Chicken and kūmara curry recipe

Kathrine Lynch's chicken and kumara curry.

kathrine lynch

Kathrine Lynch’s chicken and kumara curry.

CHICKEN AND KUMARA CURRY

ingredients

½ tablespoon oil

300g chicken breast

½ ui

1 clove of garlic

salt and pepper

300 g kūmara

200g frozen mixed vegetables

1 teaspoon curry powder

1 teaspoon chicken stock powder

250 m almond milk (unsweetened)

2 cups spinach

200g cauliflower rice

Method

Cut the chicken breast and onion into slices, press the garlic clove finely. Season with salt and pepper. Add a dash of oil to a frying pan and brown the chicken, onion and garlic for 6-8 minutes.

Peel and cut the kūmara into cubes, add to the frying pan along with the frozen vegetables.

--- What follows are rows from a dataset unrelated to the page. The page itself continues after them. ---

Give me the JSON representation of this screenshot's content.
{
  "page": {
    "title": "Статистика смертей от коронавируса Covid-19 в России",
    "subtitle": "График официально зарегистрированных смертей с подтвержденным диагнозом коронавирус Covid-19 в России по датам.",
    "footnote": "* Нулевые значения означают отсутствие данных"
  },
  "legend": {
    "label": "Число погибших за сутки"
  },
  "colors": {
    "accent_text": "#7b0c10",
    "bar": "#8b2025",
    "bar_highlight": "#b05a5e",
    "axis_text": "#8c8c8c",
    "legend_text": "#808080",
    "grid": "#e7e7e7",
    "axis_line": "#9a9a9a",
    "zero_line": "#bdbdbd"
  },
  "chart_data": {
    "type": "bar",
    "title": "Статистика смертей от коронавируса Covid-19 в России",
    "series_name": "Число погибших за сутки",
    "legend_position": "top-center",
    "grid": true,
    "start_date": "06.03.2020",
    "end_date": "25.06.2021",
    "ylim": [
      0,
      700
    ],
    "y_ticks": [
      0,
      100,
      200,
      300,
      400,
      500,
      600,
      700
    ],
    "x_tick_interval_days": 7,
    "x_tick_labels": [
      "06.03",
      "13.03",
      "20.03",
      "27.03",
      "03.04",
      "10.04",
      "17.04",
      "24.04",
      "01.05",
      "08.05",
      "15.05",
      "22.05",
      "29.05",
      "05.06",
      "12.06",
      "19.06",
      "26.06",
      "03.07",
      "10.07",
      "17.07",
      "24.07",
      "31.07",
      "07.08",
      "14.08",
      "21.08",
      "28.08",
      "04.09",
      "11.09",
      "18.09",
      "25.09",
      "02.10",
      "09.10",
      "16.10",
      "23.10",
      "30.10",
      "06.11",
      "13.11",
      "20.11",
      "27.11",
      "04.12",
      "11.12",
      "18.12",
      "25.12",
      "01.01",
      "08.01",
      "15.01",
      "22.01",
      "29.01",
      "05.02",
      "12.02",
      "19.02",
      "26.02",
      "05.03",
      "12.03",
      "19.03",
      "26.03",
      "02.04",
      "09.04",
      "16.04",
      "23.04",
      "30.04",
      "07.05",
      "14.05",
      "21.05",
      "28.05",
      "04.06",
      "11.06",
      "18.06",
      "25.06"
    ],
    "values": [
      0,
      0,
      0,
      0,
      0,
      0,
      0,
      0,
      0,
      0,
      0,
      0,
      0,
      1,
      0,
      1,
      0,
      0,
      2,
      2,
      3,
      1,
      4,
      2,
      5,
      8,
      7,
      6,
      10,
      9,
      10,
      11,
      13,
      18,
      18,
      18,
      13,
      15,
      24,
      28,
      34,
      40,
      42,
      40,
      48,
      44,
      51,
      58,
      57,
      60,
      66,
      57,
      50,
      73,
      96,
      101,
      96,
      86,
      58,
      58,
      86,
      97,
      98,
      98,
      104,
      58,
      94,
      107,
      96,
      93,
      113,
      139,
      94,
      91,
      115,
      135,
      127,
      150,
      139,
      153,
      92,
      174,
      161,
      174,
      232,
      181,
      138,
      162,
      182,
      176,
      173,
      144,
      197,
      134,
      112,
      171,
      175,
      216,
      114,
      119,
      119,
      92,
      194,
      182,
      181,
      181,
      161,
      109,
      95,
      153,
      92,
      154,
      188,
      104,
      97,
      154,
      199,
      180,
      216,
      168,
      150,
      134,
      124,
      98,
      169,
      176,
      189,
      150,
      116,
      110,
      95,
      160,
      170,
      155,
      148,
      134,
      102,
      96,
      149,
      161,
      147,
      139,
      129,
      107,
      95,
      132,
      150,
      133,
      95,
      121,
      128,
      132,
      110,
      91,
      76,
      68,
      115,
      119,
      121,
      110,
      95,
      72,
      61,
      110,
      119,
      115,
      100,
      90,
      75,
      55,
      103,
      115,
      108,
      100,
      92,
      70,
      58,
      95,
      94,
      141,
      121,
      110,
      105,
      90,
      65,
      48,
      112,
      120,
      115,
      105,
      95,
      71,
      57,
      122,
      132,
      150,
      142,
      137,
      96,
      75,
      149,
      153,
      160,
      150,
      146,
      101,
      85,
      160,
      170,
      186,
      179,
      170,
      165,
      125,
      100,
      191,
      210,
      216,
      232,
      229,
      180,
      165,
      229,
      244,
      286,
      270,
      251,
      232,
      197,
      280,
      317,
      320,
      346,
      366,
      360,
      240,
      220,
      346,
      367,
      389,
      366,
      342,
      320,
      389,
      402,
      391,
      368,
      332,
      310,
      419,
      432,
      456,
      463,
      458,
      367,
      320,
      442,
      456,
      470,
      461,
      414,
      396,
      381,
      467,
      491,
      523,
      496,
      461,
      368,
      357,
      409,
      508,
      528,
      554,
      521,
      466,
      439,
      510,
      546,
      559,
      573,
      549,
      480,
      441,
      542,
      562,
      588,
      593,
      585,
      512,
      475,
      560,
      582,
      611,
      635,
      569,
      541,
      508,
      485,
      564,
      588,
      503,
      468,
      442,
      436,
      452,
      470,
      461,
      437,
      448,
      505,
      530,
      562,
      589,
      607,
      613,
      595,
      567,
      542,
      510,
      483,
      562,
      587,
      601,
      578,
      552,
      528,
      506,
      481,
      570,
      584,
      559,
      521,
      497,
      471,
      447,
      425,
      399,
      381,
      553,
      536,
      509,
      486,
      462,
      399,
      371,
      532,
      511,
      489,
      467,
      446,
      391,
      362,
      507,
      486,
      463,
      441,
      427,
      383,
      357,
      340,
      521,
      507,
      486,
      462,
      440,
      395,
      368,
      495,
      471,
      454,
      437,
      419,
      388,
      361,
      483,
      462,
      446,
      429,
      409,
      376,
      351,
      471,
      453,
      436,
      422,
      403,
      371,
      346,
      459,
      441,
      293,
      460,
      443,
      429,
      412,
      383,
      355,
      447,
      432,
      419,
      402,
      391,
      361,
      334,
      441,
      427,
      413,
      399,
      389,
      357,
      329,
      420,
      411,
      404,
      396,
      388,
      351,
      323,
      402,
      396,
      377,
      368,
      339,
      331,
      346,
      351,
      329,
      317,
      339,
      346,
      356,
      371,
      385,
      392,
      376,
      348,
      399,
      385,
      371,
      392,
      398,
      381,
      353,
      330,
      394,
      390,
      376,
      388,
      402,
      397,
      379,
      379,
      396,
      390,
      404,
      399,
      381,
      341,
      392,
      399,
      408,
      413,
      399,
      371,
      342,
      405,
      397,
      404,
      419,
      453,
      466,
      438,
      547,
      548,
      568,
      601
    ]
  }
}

Add the curry powder, chicken stock powder and almond milk to the frying pan, cover and simmer for 15 minutes (remove the lid and continue cooking until the sauce boils down).

Add the spinach to the frying pan and stir until the leaves wilt.

Add the cauliflower rice to a saucepan or frying pan with a little water, cook until tender; 4-5 minutes. Serve.